Aber auch international setzen wir uns für Klimaschutz ein: in der Zusammenarbeit mit unserer Partnergemeinde San Rafael del Sur in Nicaragua, wo die Folgen des Klimawandels schon länger und dramatischer spürbar sind als bei uns in Berlin. Aktuell unterstützen wir die Kommune dort beim Aufforsten einen ehemaligen Kalksteinbruchs und durch regelmäßigen Wissenstransfer zwischen unseren Verwaltungen.
Radikaleres Handeln ist notwendig
All das sind gute und wichtige Maßnahmen, aber sie reichen nicht mehr aus. Wir haben nicht viel Zeit und müssen schneller und radikaler handeln. Damit Klimaschutz kommunal wirksam werden kann, brauchen wir Kommunen Unterstützung von der Bundesebene, wir brauchen entsprechende Gesetzesänderungen und wir brauchen dringend finanzielle und personelle Ressourcen, um dem Klimawandel zu begegnen.
Wer Klimaschutz vor Ort konkret wirksam machen will, muss sich trauen, radikaler zu denken als bisher. Alle Beschlüsse und sämtliches Verwaltungshandeln müssen unter Klimavorbehalt gestellt werden. Keine Bebauung mehr ohne Klimaprüfung. Wir brauchen eine Pflicht zum klimaneutralen Bauen, Solarzellen auf jedem Dach sowie die Begrünung der Dächer und Fassaden.
Grüne Oasen gegen den Klimanotstand
Nicht nur bei Immobilien, auch im öffentlichen Raum muss der Klimaschutz noch viel stärker berücksichtigt und umgesetzt werden.

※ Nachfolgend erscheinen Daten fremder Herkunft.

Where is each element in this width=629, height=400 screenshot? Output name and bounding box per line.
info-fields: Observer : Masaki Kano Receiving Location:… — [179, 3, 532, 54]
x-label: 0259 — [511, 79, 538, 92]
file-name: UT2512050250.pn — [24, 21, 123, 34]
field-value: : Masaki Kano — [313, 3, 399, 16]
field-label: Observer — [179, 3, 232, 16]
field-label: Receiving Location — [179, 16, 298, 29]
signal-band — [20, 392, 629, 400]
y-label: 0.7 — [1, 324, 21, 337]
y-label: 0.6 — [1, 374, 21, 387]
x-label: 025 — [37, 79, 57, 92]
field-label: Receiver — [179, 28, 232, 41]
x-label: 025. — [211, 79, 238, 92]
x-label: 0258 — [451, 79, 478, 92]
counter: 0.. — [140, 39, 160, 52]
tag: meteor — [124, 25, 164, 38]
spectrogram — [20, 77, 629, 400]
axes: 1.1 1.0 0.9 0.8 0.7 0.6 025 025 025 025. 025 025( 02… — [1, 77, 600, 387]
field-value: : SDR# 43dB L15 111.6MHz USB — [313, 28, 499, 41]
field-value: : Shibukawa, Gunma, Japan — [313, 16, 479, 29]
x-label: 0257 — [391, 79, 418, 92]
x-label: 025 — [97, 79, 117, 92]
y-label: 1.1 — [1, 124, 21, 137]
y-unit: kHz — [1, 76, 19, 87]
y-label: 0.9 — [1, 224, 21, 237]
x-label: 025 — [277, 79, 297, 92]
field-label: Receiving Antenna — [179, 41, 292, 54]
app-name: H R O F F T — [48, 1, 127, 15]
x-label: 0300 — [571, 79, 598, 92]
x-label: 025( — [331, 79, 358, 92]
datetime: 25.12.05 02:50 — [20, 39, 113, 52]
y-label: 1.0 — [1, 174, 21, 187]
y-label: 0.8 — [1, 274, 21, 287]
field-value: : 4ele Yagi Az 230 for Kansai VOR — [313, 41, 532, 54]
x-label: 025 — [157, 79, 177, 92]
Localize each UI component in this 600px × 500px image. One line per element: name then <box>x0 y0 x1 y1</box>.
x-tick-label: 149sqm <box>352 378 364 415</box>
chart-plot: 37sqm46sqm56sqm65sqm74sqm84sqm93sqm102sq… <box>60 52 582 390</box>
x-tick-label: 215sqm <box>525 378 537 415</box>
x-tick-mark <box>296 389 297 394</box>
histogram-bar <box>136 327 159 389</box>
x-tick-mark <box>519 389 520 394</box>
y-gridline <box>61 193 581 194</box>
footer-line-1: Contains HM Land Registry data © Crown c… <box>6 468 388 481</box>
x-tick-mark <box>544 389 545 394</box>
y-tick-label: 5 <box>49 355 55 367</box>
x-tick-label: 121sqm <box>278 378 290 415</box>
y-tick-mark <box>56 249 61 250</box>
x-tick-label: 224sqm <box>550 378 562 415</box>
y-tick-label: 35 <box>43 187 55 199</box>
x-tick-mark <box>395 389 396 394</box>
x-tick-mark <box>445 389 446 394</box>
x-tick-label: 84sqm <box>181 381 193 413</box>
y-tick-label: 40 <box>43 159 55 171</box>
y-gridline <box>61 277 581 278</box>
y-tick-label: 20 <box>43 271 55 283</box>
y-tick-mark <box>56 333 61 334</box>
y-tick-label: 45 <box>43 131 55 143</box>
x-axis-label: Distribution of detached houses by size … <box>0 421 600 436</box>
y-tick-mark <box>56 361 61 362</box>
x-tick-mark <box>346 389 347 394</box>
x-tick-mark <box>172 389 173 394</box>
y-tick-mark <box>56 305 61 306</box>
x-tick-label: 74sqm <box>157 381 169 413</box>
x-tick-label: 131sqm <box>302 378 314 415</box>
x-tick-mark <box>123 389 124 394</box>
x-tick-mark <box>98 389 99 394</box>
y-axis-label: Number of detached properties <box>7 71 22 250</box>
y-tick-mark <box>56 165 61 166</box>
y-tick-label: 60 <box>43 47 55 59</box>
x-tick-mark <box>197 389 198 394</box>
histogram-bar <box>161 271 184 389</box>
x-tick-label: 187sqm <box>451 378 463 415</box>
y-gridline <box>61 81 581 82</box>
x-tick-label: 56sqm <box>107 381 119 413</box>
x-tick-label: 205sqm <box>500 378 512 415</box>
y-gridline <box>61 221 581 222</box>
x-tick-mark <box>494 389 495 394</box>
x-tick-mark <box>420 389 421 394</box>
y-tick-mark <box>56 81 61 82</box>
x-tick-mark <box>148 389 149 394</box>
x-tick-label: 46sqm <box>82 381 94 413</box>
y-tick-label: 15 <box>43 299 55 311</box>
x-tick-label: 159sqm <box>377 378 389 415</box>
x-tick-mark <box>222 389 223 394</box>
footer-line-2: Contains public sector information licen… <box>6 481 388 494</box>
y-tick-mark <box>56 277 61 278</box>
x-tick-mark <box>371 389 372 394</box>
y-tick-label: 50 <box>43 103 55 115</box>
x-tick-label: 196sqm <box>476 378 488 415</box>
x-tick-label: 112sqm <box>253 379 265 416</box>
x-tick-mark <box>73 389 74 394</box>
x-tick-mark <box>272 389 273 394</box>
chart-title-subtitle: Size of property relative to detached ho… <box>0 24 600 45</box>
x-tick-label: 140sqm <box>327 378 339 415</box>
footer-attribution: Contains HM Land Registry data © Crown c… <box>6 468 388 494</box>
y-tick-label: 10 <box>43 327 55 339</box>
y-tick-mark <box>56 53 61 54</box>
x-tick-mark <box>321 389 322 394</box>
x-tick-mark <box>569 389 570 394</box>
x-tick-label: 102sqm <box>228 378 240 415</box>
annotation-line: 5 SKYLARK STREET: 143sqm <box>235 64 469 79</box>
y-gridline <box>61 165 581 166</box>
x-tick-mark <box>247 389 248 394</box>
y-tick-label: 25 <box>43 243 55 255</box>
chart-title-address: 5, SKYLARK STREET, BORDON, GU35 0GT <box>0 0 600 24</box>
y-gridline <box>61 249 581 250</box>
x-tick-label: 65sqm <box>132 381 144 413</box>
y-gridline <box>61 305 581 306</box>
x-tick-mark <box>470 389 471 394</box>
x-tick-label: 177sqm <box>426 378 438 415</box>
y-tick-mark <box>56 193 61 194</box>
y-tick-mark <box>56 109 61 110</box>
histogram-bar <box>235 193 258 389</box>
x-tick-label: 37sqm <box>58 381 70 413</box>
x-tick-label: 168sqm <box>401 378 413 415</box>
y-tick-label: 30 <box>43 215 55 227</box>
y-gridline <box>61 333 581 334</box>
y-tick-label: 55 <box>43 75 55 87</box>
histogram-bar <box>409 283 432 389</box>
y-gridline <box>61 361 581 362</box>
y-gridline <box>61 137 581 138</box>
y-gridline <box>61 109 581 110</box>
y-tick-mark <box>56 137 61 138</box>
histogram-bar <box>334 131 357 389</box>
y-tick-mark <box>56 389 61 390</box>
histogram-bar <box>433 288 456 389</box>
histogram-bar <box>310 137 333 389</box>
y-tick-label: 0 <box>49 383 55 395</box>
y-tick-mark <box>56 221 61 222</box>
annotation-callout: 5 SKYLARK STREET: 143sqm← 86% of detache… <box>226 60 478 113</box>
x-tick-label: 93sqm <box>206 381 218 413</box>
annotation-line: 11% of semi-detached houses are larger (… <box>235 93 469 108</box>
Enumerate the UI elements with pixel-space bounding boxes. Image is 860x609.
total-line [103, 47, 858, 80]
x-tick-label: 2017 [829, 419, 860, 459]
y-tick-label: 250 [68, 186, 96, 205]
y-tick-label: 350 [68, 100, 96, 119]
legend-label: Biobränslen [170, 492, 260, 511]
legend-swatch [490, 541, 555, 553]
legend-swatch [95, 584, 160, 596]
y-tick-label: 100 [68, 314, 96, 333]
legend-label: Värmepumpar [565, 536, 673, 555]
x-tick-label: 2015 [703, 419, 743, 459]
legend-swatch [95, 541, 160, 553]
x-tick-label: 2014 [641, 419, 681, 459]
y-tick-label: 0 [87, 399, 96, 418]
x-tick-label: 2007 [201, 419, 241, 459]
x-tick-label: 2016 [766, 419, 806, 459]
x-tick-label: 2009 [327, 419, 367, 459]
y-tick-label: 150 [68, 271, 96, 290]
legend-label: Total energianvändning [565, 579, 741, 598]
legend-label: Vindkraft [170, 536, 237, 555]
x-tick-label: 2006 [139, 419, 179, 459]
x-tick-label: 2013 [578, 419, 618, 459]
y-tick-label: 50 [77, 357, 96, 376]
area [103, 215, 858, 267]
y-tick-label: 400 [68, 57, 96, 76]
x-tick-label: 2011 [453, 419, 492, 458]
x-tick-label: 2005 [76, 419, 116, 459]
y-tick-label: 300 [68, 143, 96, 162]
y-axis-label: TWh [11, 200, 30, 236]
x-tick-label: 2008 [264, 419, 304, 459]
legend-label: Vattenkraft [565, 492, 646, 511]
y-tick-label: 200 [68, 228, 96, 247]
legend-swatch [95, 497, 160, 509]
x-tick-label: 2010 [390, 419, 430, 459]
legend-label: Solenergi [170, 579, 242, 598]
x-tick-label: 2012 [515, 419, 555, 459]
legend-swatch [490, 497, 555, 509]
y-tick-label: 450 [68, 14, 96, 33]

Unsere Straßen, Plätze, Parks und Bürgersteige sind ein Gemeingut, das im Sinne des Gemeinwohls genutzt werden kann und muss. Wenn die globale Erwärmung ansteigt und das Leben in den Städten immer schwieriger und gesundheitsgefährdender wird, müssen wir auch unbequeme Entscheidungen treffen und umsetzen. Wir brauchen in der Stadt jede grüne Oase im öffentlichen Raum, jeder Baum ist eine biologische Klimaanlage. Ein Parkplatz mit glühendem Asphalt hingegen nutzt nur der einen Person, die dort ihr Auto abstellt. Der Allgemeinheit dient er nicht. Radikaler Klimaschutz bedeutet, in der Innenstadt keine weiteren Grünflächen zu bebauen, sondern im Zweifel öffentliche Flächen zu entsiegeln und zu begrünen.
Viele Kommunen, wie die Stadt Potsdam haben mittlerweile den „Klimanotstand“ ausgerufen. Ein Notstand bedeutet, dass der Staat in Ausnahmezuständen stärkere Eingriffsrechte hat, zum Beispiel gegenüber privaten Akteuren. Ein Bezirk kann diesen Notstand in Berlin gar nicht ausrufen, das kann nur das Land Berlin.
Das Ausrufen des Klimanotstands ist ein Alarmzeichen. Noch wichtiger ist aber, konkrete Maßnahmen zum Klimaschutz folgen zu lassen. Ein Notstand kann schließlich kein Dauerzustand sein.